La decisione nasce dalla necessità di rafforzare la presenza delle forze dell’ordine in zone considerate particolarmente esposte a episodi di illegalità diffusa, degrado e disturbo della quiete pubblica.
Le cinque macro-aree sotto controllo rafforzato
L’ordinanza individua cinque grandi aree cittadine che saranno presidiate in modo intensivo da polizia, carabinieri, guardia di finanza, polizia municipale e pattuglie dell’Esercito nell’ambito dell’operazione “Strade Sicure”.
Area Coroglio
Comprende:
via Coroglio
discesa Coroglio
via Nisida
aree limitrofe fino al confine con Pozzuoli
Area Mergellina – Caracciolo
Include:
via Mergellina
piazza Sannazaro
via Caracciolo
via Partenope
Riviera di Chiaia
Area Porta Capuana
Zona ad alta densità di transito e presenze:
piazza Garibaldi
corso Garibaldi
piazza Principe Umberto
strade adiacenti
Area Piazza Bellini – Piazza Dante
Cuore del centro storico e della movida cittadina:
via Duomo
piazza Cavour
via Costantinopoli
piazza Bellini
piazza Dante
Area Barra – Napoli Est
Perimetro che interessa:
piazza Bisignano
corso Sirena
corso Bruno Buozzi
Divieto di stazionamento e allontanamento immediato
Nelle zone individuate sarà applicato il divieto di stazionamento nei confronti di soggetti già segnalati all’Autorità giudiziaria per reati specifici, tra cui:
spaccio di sostanze stupefacenti
reati contro la persona
rapina e furto
porto abusivo di armi
Il provvedimento si applica in particolare a chi assume comportamenti aggressivi, minacciosi o molesti.

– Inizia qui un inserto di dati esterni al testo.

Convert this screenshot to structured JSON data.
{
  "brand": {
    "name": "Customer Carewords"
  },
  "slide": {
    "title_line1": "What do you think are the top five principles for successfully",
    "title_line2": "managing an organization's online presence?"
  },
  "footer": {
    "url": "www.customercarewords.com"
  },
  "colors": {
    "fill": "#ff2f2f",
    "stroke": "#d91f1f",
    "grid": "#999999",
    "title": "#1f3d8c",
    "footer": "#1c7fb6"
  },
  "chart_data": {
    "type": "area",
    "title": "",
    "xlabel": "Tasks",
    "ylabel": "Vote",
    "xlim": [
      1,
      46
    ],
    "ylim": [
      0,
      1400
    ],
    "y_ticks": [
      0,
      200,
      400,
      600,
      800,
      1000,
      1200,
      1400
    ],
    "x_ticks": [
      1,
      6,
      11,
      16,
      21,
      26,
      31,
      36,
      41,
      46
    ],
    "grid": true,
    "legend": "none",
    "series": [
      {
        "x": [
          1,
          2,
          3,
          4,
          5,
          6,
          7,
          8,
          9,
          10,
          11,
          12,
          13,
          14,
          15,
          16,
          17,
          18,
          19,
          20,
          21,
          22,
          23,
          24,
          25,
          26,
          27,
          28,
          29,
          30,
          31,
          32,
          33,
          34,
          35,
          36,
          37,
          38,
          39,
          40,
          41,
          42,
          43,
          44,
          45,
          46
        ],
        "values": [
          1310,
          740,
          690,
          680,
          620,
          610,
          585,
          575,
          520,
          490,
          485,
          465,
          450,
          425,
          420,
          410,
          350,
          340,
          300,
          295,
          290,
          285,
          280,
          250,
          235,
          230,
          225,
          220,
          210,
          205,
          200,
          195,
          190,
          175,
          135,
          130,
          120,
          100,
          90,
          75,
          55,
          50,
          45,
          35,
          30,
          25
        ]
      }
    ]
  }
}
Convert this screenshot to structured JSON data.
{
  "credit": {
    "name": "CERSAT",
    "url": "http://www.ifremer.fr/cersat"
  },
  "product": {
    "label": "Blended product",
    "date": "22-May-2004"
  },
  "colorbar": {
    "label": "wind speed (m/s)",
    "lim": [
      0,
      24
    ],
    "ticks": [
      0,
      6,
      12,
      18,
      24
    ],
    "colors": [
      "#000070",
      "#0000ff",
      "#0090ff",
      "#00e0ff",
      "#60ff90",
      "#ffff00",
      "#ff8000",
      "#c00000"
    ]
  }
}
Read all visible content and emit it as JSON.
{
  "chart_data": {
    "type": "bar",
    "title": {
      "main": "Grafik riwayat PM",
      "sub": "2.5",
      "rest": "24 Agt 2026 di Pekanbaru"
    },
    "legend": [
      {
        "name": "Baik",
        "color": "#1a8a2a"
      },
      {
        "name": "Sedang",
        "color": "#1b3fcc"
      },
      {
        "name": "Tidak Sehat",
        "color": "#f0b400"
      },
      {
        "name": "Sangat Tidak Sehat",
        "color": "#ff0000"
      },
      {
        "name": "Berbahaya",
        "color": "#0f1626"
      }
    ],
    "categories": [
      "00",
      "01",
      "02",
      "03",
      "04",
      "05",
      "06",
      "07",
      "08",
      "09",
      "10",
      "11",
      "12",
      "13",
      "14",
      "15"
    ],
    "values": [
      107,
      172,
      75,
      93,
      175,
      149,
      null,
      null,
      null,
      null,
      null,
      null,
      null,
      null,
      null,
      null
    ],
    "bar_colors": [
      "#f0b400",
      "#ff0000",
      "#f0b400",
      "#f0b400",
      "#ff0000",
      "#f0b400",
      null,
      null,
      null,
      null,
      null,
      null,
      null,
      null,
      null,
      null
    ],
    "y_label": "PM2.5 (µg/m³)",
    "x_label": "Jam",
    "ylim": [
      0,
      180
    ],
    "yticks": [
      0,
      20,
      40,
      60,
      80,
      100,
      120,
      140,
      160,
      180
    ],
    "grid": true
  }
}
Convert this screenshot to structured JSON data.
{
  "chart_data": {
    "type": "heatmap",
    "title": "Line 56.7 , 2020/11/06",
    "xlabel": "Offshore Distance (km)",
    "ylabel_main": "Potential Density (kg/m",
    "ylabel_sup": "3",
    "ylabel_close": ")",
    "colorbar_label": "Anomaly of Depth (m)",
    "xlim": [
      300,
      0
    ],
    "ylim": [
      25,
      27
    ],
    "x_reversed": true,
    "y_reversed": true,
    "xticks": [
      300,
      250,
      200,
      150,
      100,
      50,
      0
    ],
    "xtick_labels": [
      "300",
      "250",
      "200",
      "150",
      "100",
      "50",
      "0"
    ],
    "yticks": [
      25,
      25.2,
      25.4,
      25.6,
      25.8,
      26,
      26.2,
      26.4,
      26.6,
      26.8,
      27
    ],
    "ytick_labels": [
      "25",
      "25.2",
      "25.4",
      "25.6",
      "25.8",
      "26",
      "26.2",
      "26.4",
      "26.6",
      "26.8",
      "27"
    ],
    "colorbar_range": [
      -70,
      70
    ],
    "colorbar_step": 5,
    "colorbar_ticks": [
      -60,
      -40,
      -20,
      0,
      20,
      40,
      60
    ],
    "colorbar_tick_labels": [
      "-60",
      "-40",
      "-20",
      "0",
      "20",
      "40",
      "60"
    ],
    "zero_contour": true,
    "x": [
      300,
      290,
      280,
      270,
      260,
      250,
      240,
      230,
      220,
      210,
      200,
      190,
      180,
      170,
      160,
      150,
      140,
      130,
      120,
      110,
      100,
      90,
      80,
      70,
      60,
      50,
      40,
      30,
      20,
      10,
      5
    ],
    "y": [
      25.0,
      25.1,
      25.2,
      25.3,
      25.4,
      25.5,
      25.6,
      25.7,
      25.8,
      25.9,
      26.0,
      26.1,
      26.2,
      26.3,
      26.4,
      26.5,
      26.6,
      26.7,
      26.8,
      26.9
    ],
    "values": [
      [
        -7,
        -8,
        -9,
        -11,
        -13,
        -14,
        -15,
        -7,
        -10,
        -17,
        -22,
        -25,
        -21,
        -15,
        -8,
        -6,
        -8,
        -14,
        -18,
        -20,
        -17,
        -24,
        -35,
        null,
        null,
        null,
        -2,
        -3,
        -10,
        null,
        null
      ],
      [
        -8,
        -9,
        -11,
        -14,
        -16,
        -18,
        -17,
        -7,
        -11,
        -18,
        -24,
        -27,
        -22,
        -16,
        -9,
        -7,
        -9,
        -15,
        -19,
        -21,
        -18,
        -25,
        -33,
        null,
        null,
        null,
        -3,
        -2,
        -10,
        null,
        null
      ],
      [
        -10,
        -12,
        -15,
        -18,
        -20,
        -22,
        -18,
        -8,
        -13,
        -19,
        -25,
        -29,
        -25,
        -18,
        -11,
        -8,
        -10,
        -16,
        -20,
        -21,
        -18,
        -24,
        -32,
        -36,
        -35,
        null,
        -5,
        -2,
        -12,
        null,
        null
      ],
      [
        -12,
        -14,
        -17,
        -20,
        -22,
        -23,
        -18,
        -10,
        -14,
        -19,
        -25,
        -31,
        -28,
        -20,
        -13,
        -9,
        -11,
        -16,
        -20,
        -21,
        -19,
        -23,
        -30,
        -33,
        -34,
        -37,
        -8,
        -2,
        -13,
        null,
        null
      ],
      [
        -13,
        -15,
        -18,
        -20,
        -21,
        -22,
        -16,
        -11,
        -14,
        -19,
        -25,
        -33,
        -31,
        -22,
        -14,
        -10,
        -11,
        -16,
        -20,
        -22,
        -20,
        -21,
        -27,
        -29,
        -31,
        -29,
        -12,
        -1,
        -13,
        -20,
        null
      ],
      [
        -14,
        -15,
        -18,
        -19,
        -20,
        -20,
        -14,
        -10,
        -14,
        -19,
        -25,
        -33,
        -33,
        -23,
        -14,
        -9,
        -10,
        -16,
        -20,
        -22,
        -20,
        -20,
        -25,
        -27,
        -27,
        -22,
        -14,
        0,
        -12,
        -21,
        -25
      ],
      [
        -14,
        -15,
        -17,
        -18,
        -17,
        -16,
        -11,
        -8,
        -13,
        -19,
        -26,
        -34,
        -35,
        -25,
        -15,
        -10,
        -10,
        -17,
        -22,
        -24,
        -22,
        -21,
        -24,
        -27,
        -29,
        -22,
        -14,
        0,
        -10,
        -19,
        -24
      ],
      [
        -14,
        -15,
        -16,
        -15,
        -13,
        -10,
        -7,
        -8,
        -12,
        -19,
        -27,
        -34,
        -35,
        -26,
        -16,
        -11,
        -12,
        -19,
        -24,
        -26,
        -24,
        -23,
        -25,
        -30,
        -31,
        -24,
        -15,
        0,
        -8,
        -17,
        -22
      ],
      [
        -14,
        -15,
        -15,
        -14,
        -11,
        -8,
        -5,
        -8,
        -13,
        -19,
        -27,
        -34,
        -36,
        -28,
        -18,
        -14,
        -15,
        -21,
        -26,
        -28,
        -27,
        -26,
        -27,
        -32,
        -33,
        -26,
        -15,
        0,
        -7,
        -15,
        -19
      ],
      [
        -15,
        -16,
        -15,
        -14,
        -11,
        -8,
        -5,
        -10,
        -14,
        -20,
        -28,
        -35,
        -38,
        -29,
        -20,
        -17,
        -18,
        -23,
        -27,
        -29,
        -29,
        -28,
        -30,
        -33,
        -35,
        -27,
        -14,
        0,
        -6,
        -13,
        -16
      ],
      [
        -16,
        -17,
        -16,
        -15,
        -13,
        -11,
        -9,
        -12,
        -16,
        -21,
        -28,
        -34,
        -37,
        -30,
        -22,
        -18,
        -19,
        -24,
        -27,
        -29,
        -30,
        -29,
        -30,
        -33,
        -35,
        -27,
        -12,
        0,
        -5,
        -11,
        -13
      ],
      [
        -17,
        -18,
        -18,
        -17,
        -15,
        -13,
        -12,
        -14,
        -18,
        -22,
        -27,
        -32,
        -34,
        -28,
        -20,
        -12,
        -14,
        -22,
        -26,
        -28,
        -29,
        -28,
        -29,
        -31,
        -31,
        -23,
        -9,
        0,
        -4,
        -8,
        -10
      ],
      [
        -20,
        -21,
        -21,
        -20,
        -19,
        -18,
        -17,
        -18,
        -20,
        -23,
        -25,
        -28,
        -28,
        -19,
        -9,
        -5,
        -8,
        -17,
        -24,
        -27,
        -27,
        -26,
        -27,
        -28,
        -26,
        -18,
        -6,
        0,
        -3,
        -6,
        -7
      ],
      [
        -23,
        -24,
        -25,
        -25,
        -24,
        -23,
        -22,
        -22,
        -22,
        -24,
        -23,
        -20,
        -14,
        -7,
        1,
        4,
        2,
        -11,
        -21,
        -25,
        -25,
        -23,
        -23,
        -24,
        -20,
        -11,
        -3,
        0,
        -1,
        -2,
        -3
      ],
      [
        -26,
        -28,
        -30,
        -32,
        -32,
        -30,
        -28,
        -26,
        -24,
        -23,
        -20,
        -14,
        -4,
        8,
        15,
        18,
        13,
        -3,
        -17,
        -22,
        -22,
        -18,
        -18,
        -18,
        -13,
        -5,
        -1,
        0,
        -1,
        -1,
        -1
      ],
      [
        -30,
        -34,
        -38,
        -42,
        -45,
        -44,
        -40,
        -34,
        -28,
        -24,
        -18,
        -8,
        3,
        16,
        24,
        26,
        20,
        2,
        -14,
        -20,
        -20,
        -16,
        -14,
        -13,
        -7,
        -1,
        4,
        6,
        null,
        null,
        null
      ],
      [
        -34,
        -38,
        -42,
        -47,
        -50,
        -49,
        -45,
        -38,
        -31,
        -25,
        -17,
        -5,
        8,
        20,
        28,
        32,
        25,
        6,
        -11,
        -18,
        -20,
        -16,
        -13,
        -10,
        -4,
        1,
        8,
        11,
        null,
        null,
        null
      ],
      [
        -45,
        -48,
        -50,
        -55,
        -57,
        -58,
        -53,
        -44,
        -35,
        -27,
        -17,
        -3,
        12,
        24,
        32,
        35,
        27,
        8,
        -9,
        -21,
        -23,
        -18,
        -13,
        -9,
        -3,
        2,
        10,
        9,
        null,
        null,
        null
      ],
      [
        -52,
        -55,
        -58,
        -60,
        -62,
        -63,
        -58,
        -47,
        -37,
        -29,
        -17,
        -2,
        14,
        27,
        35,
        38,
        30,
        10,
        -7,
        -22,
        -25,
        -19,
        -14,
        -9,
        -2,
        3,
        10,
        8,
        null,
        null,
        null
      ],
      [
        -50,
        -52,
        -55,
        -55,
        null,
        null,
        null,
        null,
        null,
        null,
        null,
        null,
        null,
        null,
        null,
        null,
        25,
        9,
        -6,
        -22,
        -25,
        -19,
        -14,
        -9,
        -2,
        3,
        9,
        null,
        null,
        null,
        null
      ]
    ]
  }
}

In questi casi, le forze dell’ordine potranno disporre l’allontanamento immediato dalle aree a vigilanza rafforzata.
Le ragioni dell’ordinanza
Secondo quanto evidenziato dall’Amministrazione, la misura è stata adottata in risposta ai numerosi esposti presentati da cittadini e associazioni, che segnalano una crescente difficoltà nel vivere e frequentare gli spazi pubblici a causa di:
assembramenti molesti
atti di vandalismo
disturbo della quiete e inquinamento acustico
Le precedenti ordinanze analoghe, già sperimentate in città, avrebbero prodotto risultati positivi sul fronte della sicurezza urbana, confermando l’efficacia di questo strumento straordinario per il controllo del territorio.